Un mito musical entre nosotros

Después de dos suspensiones, tocó, al fin, Sviatoslav Richter en el Auditorio para inaugurar el ciclo pianístico de Scherzo en su décimo aniversario. Una sala repleta y enfervorecida, dispuesta a entrar en contacto con uno de los más grandes mitos musicales de nuestro tiempo, acogió al octogenario soviético con una interminable ovación. El día anterior, Richter quiso ofrecer el mismo programa a los alumnos de la Escuela Reina Sofía y, por extensión, a los de otros centros docentes que pusieron a prueba la sala del Prado. Richter montó su especial liturgia: tocarlo todo con partitura como garantía de una mayor fidelidad y envolverse en la oscuridad, su propia oscuridad, sólo alumbrada por una pequeña luz sobre el atril del gran cola Yamaha, a fin "de que la música llegue pura y directa". Afirmaciones ambas bien discutibles, pues, de entrada, se establece una suerte de barrera entre las sombras del artista y las de la sala, algo atenuada en el Auditorio por la iluminación del órgano y, en definitiva, vencida por la calidad del pianista.Pero todo eso es cosa secundaria. Lo importante es que, con sus ocho décadas a la espalda, el discípulo más famoso, junto a Guilels, de Neuhaus, nos comunicó la belleza de un sonido admirable, intensamente expresivo y sonoro incluso en los más extremados pianísimos. Tiene Richter, como todo intérprete auténtico, visiones propias de cada obra, y así su Haydn es tan expresivamente inexpresivo que parece de mármol o, mejor, de alabastro, por cierta carnosidad transparente.
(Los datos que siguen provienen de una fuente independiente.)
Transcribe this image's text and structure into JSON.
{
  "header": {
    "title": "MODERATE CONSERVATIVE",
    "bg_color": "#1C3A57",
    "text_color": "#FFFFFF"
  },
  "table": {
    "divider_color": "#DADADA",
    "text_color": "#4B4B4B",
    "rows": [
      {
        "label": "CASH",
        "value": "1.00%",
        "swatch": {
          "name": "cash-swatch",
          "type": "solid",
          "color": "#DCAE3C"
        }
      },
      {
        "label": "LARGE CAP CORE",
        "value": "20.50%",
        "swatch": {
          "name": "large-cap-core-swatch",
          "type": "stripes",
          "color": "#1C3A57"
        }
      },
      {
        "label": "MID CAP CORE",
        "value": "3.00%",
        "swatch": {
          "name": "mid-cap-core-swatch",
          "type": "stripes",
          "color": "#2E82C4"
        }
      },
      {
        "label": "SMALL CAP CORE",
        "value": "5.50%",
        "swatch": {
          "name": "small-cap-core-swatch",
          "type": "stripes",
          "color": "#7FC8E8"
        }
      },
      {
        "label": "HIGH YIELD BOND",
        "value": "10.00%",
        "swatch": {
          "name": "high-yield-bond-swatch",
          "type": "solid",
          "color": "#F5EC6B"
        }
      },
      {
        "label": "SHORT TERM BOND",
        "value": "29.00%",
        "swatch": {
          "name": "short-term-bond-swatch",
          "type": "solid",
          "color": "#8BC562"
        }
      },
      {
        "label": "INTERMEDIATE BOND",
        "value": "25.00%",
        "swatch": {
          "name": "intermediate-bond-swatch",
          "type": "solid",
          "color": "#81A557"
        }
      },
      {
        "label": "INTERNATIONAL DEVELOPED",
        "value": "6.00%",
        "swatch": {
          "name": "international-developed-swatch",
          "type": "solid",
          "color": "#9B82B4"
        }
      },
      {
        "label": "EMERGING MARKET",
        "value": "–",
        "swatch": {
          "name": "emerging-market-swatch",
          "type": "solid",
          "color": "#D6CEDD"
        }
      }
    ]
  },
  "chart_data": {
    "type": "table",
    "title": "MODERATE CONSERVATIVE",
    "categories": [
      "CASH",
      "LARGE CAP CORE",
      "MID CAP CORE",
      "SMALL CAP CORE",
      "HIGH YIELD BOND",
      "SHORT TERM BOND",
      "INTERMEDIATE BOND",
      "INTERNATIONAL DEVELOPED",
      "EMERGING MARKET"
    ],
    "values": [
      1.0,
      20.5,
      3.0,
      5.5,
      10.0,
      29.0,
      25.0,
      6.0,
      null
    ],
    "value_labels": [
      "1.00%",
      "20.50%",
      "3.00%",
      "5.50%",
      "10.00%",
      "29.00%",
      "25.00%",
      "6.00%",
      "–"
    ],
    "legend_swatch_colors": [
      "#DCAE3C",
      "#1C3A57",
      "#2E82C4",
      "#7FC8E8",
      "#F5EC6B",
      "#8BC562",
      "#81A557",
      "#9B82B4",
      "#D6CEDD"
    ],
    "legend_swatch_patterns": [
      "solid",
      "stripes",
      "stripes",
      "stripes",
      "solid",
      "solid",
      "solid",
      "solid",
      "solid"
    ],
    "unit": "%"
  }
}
Ciclo conmemorativo de la revista 'Scherzo'

S. Richter, pianista. Obras de Haydn, Prokófiev y Ravel. Auditorio Nacional. Madrid, 17 de febrero.

Equilibrio animado

Prolcofiev adquiere en Richter una dimensión distinta a la habitual, menos virtuosista -en un sentido espectacular- más ligera y aireada y, como todas sus versiones, obediente a un raro sentido del equilibrio animado, más que interceptado, por lo que Neuhaus denominaba "digresiones rítmicas".

Mauricio Ravel, un Ravel hondamente debussyano -que quizá no fuera del gusto del vasco francés- y que semeja un continuo homenaje a la belleza sonora por sí misma y a ese misterio musical contra el que reaccionaron los compositores del "grupo de los seis"., Bastante sorprendentes resultaron los Valses nobles y sentimentales, tan alejados del modelo inspirador, Schubert, a pesar de ser Richter un espléndido schubertiano, y todavía más la Alborada del gracioso, exiliada de lo hispánico en muy alta medida. El Valle de las campanas habría merecido la visita de Richter y el interminable homenaje que, todos rendimos a su actuación y a su historia.

Richter ultima, con toda su carrera como bagaje, su pensamiento musical, lo mantiene muy vivo y parece convertirse en su propio monumento para crear el ambiente de su propia leyenda, con luces o con oscuridades físicas, pero con raro esplendor de artista libre, riguroso y único.